University of Huddersfield, UK, Leeds Metropolitan University, UK
WS211: Language in Conflict
The study of conflict and its resolution has become a well-recognised academic discipline in recent years. Whilst some writers on conflict acknowledge the importance of language, there is little research in this field, beyond the recognition that certain kinds of communicative errors such as mistranslations or misunderstandings and deliberate misuse (i.e. misleading or deliberately unclear) may contribute to, or cause, conflict. Some Conflict Resolution theorists consider the communicative dimensions of conflict resolution under three headings: Interactive Dialogical and Discursive.
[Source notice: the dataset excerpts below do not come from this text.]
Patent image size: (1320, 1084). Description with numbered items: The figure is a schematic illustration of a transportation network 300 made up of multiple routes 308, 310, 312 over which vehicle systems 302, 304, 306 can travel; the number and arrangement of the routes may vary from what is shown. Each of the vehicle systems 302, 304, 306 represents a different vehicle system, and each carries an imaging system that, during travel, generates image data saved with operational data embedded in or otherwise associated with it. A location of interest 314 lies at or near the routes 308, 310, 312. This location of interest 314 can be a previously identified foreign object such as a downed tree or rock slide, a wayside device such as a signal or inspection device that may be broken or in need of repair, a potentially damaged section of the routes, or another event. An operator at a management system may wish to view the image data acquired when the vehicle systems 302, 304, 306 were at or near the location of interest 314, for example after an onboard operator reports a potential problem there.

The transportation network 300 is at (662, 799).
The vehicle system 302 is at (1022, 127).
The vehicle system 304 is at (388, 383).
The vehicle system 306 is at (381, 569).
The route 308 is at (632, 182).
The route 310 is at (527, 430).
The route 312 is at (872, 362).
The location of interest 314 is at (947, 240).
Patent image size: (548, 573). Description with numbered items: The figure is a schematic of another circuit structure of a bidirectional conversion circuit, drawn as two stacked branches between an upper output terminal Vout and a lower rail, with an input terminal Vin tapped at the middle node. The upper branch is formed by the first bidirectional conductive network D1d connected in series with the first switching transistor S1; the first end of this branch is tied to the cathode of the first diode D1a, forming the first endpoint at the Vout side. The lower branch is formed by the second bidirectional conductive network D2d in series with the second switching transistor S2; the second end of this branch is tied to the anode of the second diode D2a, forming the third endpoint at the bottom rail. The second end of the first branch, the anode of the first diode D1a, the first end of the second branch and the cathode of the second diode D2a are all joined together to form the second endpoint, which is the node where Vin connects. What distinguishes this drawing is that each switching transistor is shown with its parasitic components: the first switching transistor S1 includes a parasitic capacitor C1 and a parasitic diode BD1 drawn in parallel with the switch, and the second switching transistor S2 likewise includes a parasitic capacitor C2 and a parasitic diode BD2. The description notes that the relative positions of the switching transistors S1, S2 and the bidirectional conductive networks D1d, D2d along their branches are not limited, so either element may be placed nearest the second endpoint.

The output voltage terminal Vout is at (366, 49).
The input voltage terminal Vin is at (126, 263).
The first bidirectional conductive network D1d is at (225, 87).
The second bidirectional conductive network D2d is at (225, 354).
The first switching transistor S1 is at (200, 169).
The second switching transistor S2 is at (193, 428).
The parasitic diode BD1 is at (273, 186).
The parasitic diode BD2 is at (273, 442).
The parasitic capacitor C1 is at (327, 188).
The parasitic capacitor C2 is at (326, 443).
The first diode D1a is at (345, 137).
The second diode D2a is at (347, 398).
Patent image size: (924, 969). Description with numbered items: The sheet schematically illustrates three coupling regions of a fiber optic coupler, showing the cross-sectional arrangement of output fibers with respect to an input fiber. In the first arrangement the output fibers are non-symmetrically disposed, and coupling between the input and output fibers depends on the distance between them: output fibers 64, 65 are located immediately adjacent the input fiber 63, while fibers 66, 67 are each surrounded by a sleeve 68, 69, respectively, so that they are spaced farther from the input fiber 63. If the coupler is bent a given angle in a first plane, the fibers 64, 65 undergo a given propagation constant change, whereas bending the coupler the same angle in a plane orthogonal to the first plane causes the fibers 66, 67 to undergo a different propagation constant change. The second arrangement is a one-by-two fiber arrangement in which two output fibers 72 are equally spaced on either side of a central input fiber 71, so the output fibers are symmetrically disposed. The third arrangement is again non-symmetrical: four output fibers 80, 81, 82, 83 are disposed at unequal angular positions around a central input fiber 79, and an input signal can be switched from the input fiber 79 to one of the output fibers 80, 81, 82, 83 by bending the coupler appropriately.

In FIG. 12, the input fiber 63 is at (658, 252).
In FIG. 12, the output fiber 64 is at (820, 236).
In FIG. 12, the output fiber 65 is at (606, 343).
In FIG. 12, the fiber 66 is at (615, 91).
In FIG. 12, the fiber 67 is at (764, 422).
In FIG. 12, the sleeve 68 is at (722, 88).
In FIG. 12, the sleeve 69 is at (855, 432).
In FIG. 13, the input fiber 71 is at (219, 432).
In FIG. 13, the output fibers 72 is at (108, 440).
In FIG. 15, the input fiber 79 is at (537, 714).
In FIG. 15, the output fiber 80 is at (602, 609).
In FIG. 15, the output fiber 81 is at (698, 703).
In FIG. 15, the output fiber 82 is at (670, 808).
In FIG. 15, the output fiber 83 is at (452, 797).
These discussions of communication in conflict have mostly drawn upon critical and cultural theories of discourse and hermeneutics, and have so far made little use of theories of interaction and communication and tools of analysis derived from linguistic research. There is, therefore, scope for the concepts of pragmatics, critical discourse analysis, stylistics and sociolinguistics to be exploited in the study of conflict and its resolution.
Using examples taken from different kinds of conflict, we aim to begin the process of using linguistic knowledge to understand more about conflict.
This new field of enquiry has the potential to encompass all aspects of communication and language, from face-to-face interaction to historical and cultural change in language and its impact on conflict. This workshop will explore some of the linguistic approaches that may be used to explore conflict. There will be time for discussion about how other approaches may also be used for this purpose in the future.